Стоя перед зеркалом в трусах и лифчике, она разглядывает себя со всех сторон. Паоле нравятся ее длинные вьющиеся каштановые волосы, большие глаза, ярко очерченные губы. А вот слишком накачанные, на ее взгляд, ноги она просто ненавидит. Девушка слегка выворачивает ступню. «Черт, ну что это такое, икры как у мужика…» Она надевает спортивный костюм, собирает футбольную сумку. Спустившись, на выходе сталкивается с мамой. Та протягивает ей шоколадку:
– Подкрепись между таймами.
Паола сует шоколадку в сумку, целует мать в щеку и выходит. У ворот останавливается автомобиль. Паола еще раз машет маме и, распахнув дверцу, садится в машину.
– Вот она, моя чемпионка!
За рулем ее отец. У него редкие волосы, аккуратная черная бородка с проседью, элегантный костюм. В общем, привлекательный мужчина, хоть и полноват. Машина резко трогается.

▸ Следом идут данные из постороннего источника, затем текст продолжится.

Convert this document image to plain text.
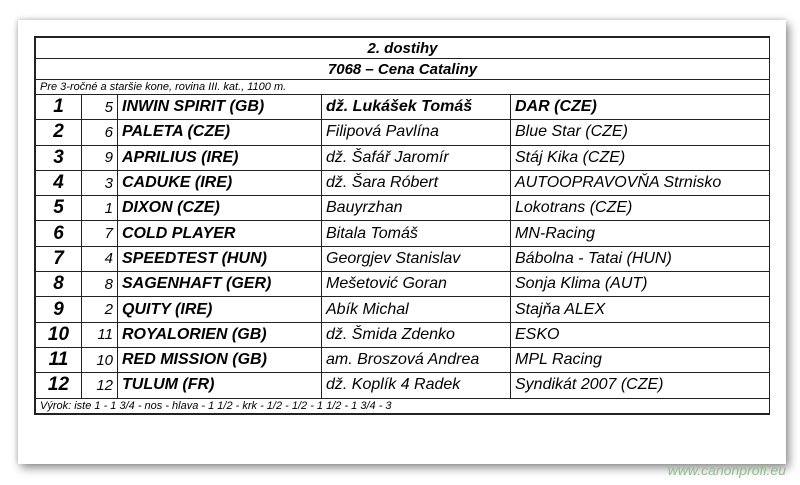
2. dostihy				
7068 – Cena Cataliny				
Pre 3-ročné a staršie kone, rovina III. kat., 1100 m.				
1	5	INWIN SPIRIT (GB)	dž. Lukášek Tomáš	DAR (CZE)
2	6	PALETA (CZE)	Filipová Pavlína	Blue Star (CZE)
3	9	APRILIUS (IRE)	dž. Šafář Jaromír	Stáj Kika (CZE)
4	3	CADUKE (IRE)	dž. Šara Róbert	AUTOOPRAVOVŇA Strnisko
5	1	DIXON (CZE)	Bauyrzhan	Lokotrans (CZE)
6	7	COLD PLAYER	Bitala Tomáš	MN-Racing
7	4	SPEEDTEST (HUN)	Georgjev Stanislav	Bábolna - Tatai (HUN)
8	8	SAGENHAFT (GER)	Mešetović Goran	Sonja Klima (AUT)
9	2	QUITY (IRE)	Abík Michal	Stajňa ALEX
10	11	ROYALORIEN (GB)	dž. Šmida Zdenko	ESKO
11	10	RED MISSION (GB)	am. Broszová Andrea	MPL Racing
12	12	TULUM (FR)	dž. Koplík 4 Radek	Syndikát 2007 (CZE)
Výrok: iste 1 - 1 3/4 - nos - hlava - 1 1/2 - krk - 1/2 - 1/2 - 1 1/2 - 1 3/4 - 3				
www.canonprofi.eu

– Даже с мамой не поздоровался, – тут же хмурится Паола.
– Ну и что? Все равно вечером увидимся.
– Вы в последнее время странно себя ведете.
– В каком смысле странно?
– Не разговариваете, даже не смотрите друг на друга. Между вами словно черная кошка пробежала.
– У меня много работы, Паолина, приходится держать в голове кучу вещей, вот и все…
– Ночуешь часто не дома.
– Всегда так было. И в командировки надолго уезжал. С каких пор это стало проблемой?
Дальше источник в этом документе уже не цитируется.